Sofía Loren, deslumbrante al cumplir setenta años

-Hablaba de sus hijos y...dentro de unos días se le va a casar Carlo, el mayor.
Se casa el dieciocho de septiembre. Parece algo increíble porque ayer....sí, ayer como quien dice, yo al menos lo tengo así de reciente y de vivo en mi mente, yo estaba, como parturienta, en el hospital esperando que naciera....Y ahora se casa. Algo, por cierto, maravilloso. Eso es lo bello de la vida: la continuidad.

-¿Cree que Hollywood está perdiendo, lo aseguran muchos, la fuerza y el glamour que siempre ha tenido?
No lo sé: yo solamente sé que el cine americano es el más grande del mundo. Y no hay nada que hacer. Nosotros, en Europa, intentamos hacer nuestras películas, llevar al resto del mundo el cine italiano o, como ahora se dice, y englobando a los restantes países del Viejo Continente, el cine europeo. Esperemos que con las ideas, con el dinero y con el talento podamos conseguir éxito en el ámbito internacional.

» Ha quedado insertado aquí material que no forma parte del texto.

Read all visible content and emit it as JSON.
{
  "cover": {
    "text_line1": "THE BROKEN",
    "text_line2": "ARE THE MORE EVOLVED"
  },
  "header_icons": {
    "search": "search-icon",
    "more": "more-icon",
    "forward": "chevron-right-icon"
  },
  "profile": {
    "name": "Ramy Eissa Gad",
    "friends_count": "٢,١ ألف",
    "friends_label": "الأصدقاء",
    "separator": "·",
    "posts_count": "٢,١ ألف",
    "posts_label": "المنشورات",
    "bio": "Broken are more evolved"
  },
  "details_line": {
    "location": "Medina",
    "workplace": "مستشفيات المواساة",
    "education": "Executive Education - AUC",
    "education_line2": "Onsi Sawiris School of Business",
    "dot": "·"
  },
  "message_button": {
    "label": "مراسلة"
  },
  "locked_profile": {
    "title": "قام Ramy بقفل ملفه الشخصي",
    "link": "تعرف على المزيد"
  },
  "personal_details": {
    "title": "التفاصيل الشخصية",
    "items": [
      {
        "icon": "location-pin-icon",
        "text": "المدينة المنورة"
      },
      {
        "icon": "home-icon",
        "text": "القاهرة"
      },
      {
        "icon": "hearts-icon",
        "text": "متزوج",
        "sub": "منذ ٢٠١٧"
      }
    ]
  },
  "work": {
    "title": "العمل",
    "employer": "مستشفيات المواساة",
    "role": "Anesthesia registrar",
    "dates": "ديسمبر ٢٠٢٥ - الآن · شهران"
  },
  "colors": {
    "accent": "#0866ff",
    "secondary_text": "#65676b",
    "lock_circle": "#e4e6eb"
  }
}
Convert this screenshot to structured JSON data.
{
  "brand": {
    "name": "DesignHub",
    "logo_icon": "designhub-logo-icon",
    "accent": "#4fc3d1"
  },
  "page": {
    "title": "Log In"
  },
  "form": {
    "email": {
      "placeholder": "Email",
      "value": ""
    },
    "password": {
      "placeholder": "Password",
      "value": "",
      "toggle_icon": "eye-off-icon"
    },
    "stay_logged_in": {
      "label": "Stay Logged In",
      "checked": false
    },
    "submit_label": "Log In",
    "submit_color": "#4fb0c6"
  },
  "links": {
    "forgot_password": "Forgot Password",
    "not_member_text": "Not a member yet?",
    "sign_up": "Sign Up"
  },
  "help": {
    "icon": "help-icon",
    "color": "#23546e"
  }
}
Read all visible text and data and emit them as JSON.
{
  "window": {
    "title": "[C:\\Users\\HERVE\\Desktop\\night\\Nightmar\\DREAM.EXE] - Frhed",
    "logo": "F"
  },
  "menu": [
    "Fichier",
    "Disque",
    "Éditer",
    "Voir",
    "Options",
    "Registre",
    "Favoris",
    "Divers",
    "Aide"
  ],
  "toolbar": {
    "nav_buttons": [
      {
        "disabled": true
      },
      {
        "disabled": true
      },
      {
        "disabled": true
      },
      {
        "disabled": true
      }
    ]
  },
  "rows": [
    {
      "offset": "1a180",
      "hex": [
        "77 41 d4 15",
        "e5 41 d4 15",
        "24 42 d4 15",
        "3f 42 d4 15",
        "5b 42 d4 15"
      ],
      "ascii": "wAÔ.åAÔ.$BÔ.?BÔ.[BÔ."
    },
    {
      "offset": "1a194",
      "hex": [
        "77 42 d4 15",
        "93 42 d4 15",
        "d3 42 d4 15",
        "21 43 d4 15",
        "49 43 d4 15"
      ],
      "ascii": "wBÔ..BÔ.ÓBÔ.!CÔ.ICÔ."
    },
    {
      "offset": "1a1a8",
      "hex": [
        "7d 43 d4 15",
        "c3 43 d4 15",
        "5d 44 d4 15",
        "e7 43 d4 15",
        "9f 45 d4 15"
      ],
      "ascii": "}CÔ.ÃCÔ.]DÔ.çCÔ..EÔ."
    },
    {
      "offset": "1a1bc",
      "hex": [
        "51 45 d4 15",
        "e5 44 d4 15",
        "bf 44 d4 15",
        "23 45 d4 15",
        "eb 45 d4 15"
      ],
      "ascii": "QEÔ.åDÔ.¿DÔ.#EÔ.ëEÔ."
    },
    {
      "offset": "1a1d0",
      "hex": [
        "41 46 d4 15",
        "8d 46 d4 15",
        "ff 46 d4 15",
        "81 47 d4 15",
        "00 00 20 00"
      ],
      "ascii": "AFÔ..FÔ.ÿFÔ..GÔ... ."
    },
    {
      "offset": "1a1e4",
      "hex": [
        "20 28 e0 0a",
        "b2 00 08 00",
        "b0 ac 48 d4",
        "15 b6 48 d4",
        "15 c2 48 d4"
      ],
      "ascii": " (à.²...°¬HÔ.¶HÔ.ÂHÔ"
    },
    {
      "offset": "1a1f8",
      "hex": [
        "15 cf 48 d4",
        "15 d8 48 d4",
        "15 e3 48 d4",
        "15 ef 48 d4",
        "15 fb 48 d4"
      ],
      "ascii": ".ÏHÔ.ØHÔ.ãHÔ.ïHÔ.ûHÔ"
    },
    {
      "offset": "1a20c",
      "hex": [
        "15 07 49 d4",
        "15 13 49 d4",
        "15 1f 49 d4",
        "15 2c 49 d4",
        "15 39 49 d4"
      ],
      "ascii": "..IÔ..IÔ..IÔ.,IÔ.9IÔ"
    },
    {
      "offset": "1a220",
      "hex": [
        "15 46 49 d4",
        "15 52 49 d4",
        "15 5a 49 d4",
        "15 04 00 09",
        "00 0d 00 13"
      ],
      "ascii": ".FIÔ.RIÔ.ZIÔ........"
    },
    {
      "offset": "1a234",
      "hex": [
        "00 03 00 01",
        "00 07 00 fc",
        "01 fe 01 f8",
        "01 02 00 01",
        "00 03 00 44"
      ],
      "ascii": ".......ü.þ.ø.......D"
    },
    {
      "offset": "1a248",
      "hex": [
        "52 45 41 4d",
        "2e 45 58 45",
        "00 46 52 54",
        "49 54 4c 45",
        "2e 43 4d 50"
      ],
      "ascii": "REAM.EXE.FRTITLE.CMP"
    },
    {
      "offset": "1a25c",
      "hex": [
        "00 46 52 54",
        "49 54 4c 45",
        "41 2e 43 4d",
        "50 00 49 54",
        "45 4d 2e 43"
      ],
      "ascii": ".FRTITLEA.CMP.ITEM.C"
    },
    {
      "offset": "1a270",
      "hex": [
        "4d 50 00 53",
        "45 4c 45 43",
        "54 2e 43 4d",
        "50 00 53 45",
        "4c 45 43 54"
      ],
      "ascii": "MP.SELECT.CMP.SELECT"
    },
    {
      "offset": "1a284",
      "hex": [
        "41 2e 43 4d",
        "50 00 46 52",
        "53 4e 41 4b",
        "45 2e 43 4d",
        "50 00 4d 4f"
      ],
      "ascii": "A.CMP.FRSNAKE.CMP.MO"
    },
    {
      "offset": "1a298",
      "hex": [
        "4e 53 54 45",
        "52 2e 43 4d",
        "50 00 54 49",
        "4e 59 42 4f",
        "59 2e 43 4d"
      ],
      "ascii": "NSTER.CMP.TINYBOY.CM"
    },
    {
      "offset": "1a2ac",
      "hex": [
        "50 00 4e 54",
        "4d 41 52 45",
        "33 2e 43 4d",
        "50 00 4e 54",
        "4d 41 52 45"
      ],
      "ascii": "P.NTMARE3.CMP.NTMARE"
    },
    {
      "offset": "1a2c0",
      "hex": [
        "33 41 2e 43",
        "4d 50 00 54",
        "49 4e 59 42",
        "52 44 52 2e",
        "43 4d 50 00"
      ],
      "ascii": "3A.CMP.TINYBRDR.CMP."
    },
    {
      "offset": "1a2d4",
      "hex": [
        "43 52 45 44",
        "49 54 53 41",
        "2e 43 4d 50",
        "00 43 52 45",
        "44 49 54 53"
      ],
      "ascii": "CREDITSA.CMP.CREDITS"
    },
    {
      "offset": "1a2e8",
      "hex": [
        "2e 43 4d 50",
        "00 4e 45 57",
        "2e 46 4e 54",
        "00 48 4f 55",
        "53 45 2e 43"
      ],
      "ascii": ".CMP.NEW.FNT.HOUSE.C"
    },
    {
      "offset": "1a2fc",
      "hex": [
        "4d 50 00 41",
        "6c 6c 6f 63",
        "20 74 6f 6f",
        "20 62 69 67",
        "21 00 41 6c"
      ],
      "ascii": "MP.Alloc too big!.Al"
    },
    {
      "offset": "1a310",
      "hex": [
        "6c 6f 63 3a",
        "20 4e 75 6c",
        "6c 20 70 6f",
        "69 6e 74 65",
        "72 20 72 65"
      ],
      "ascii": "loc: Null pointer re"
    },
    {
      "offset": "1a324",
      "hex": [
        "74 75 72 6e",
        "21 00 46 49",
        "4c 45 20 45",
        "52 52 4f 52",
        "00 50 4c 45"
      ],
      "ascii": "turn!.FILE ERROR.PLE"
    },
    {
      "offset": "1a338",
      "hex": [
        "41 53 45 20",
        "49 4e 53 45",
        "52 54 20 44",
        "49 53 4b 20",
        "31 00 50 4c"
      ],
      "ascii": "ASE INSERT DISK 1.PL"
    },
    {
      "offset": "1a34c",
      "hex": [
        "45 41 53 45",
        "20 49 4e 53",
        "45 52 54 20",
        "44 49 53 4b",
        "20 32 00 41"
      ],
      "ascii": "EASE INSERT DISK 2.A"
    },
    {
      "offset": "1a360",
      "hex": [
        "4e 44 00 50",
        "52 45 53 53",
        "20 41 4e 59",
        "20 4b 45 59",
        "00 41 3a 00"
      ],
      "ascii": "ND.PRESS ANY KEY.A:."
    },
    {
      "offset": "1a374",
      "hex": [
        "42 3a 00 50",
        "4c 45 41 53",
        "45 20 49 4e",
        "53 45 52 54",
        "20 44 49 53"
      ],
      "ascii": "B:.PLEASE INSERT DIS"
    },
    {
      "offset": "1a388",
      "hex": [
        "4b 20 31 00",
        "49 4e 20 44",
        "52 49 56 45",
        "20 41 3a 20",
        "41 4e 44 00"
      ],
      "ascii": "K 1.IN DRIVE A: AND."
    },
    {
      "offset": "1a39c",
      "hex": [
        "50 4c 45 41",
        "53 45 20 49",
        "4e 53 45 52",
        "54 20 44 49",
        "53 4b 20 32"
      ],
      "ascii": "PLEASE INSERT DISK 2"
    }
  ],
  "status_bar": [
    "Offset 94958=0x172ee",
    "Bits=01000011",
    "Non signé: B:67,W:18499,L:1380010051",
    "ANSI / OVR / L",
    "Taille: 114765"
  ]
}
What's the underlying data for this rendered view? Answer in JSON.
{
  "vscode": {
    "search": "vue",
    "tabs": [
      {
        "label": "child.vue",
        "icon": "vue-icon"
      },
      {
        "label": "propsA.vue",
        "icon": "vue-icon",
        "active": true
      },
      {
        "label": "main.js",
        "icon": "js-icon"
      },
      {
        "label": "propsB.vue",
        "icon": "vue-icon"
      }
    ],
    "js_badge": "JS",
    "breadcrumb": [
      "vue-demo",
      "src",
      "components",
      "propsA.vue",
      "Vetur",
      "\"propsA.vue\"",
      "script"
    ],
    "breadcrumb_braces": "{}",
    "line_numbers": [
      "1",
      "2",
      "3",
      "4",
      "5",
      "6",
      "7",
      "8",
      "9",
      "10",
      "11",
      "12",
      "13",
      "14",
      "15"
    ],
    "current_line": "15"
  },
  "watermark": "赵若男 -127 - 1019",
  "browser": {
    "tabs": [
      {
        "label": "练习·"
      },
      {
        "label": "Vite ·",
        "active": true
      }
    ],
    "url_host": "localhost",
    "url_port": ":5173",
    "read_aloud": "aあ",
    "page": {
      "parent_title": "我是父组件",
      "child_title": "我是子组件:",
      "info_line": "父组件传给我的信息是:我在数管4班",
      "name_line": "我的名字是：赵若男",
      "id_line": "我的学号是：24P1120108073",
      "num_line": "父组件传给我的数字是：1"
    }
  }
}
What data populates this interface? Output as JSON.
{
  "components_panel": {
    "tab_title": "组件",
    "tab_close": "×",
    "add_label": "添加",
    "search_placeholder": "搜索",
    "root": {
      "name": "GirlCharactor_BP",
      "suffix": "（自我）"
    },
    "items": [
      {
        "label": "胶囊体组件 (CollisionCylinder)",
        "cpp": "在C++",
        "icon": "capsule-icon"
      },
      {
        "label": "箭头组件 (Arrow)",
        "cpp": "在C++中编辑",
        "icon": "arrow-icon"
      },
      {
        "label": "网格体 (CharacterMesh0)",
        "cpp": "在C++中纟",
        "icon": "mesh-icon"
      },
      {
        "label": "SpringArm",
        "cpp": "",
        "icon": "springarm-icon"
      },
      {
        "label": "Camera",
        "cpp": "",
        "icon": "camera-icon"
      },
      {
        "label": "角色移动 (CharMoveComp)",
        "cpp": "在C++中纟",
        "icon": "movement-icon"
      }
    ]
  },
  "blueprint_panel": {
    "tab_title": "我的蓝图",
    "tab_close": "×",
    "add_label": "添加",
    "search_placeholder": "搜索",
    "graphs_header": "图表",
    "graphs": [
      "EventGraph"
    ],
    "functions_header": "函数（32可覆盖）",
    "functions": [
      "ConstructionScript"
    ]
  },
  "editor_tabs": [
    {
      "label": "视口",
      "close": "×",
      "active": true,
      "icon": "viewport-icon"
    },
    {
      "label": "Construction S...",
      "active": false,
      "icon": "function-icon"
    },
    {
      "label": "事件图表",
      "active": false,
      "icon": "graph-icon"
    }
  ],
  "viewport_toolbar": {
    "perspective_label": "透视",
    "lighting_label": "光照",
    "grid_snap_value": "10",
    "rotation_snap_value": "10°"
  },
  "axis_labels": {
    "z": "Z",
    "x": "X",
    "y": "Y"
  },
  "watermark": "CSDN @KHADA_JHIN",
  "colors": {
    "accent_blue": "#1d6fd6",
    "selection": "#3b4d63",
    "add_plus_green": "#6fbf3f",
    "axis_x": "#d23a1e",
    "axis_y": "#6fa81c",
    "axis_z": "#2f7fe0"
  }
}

-Hace unos años usted se llevó un pequeño susto, tuvo algo así como una especie de arritmia cardiaca que pronto superó porque..fue más el susto que otra cosa.¿Cómo se encuentra ahora?
Era una cosa sin importancia. Si no, estaría preocupada. Fue un pequeño contratiempo ocasionado por el estrés que siempre me produce el viajar en avión ya que los aviones siempre me han dado miedo. Pero estoy perfectamente, gracias a Dios.

-Antes decía que se sentía orgullosa de que la gente dijera que era la última gran estrella que continuaba brillando.¿de qué otras cosas está también orgullosa Sofía Loren?
De todo. Por supuesto, de mi carrera. Pero, antes que de nada, de mis hijos. De acuerdo con que mi profesión, mi carrera, es algo muy importante en mi vida. Pero mis hijos son...otra cosa. La cosa más grande.